Маслёнок (Geel varken)

systematiek:
  • Divisie: Basidiomycota (Basidiomycetes)
  • Onderverdeling: Agaricomycotina (Agaricomycetes)
  • Klasse: Agaricomycetes (Agaricomycetes)
  • Subklasse: Agaricomycetidae (Agaricomycetes)
  • Bestelling: Boletales (Boletales)
  • Familie: Suillaceae
  • Geslacht: Suillus (Olieman)
  • Type: Suillus luteus (Echte botervloot)
  • Botervloot gewoon
  • Botervloot geel
  • Olieman laat
  • Herfst botervloot
  • Gele paddestoel
  • Boletopsis lutea

Echte butterdish (Suillus luteus) foto en beschrijvingEchte botervloot (Suillus luteus) – de wetenschappelijke naam van de meest voorkomende oliesoort. Het woord luteus in de wetenschappelijke naam van de paddenstoel betekent "geel".

Groei:

De echte butterdish groeit van eind mei tot november op zandgrond in naaldbossen.
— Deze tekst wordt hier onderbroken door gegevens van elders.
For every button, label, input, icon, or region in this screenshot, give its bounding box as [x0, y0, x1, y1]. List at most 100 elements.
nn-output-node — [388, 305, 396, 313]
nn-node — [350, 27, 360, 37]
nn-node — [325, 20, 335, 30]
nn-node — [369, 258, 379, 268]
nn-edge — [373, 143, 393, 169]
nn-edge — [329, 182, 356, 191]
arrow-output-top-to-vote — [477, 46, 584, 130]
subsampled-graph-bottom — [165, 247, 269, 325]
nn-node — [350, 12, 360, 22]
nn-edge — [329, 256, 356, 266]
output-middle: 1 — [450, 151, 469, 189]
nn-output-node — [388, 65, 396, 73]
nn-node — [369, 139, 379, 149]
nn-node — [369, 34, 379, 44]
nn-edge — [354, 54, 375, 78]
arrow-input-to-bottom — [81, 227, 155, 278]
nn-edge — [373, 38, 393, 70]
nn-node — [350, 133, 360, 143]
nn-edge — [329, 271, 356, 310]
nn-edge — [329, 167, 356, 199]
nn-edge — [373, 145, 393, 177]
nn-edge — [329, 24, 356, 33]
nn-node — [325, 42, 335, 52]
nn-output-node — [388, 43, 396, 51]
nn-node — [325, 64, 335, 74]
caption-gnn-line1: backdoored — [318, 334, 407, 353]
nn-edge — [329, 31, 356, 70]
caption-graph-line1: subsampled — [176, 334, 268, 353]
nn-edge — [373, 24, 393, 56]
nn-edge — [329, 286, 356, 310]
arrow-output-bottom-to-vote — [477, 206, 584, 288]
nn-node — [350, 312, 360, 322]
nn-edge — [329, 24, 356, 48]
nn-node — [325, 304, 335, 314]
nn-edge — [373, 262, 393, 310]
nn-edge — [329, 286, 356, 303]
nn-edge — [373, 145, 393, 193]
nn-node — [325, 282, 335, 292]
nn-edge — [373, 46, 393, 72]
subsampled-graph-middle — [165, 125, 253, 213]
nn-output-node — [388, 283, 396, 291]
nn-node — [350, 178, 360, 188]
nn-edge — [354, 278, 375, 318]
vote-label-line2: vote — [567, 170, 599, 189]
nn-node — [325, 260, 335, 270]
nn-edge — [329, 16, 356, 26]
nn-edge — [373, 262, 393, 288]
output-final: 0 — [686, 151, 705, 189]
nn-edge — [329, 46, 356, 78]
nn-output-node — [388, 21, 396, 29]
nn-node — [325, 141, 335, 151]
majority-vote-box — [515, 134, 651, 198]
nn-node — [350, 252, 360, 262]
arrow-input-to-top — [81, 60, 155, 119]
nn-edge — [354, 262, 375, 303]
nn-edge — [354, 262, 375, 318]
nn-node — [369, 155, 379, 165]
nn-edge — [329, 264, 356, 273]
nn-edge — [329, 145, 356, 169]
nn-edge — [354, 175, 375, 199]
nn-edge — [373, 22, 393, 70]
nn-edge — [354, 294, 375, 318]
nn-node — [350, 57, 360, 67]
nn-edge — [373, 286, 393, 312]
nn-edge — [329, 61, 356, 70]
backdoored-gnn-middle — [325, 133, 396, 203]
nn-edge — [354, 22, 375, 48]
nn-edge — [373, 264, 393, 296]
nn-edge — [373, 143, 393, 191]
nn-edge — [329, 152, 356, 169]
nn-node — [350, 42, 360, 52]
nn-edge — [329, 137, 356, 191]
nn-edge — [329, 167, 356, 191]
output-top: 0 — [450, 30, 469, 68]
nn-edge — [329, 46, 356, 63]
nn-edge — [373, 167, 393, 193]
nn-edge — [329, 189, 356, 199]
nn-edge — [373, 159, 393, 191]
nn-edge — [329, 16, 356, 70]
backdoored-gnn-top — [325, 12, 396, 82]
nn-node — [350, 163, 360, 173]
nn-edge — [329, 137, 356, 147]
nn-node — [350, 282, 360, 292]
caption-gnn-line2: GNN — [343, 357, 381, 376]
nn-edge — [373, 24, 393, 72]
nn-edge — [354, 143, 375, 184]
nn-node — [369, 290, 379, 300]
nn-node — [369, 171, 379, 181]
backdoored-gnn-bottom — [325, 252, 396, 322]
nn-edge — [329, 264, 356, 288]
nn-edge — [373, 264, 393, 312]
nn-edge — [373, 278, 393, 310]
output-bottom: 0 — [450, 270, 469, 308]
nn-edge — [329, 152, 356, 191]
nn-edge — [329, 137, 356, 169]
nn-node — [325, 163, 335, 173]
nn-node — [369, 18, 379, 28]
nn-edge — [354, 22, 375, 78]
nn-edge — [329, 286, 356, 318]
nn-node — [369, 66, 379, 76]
Vruchtlichamen verschijnen alleen of meestal in grote groepen.

Hoed:

De hoed van de huidige botervloot (Suillus luteus) bereikt een diameter tot 10 cm, bol, later bijna plat met een knobbeltje in het midden, soms met gebogen randen, chocoladebruin, soms met een paarse tint. De huid is radiaal vezelig, zeer slijmerig en gemakkelijk te scheiden van de pulp. De buisjes zijn aanvankelijk bleekgeel, later donkergeel, vast aan de stengel, 6-14 mm lang. De poriën zijn klein, bleekgeel bij jonge paddenstoelen, later heldergeel, bruingeel. De buisvormige laag die aan de stengel hecht, is geel, de poriën zijn eerst witachtig of lichtgeel, daarna geel of donkergeel, klein, afgerond.

Been:

Cilindrisch, massief, 35-110 mm hoog en 10-25 mm dik, citroengeel bovenaan, bruinachtig en in de lengterichting vezelig in het onderste deel. Een witte vliezige sprei, die aanvankelijk de stengel met de rand van de dop verbindt, laat stukjes op de stengel achter in de vorm van een zwartbruine of paarse ring. Boven de ring is het been melig.

Pulp:

De dop is zacht, sappig, licht vezelig in de stengel, eerst witachtig, later citroengeel, roestbruin aan de basis van de stengel.

Sporen poeder:

Bruin

Geschillen:

De echte butterdish lijkt erg op de rode butterdish (Suillus fluryi), die zich onderscheidt door de afwezigheid van een ring op de poot. Het heeft geen gelijkenis met giftige paddenstoelen.

Butterdish real – Een eetbare, smakelijke paddenstoel van de tweede categorie, qua smaak heel dicht bij eekhoorntjesbrood. Het is beter om voor gebruik de huid van de dop te verwijderen. Het wordt gedroogd, vers, gebeitst en gezouten gebruikt. Zeer smakelijke en licht verteerbare paddenstoel. Het wordt gebruikt om soepen, sauzen en bijgerechten voor vleesgerechten te bereiden. Om te marineren.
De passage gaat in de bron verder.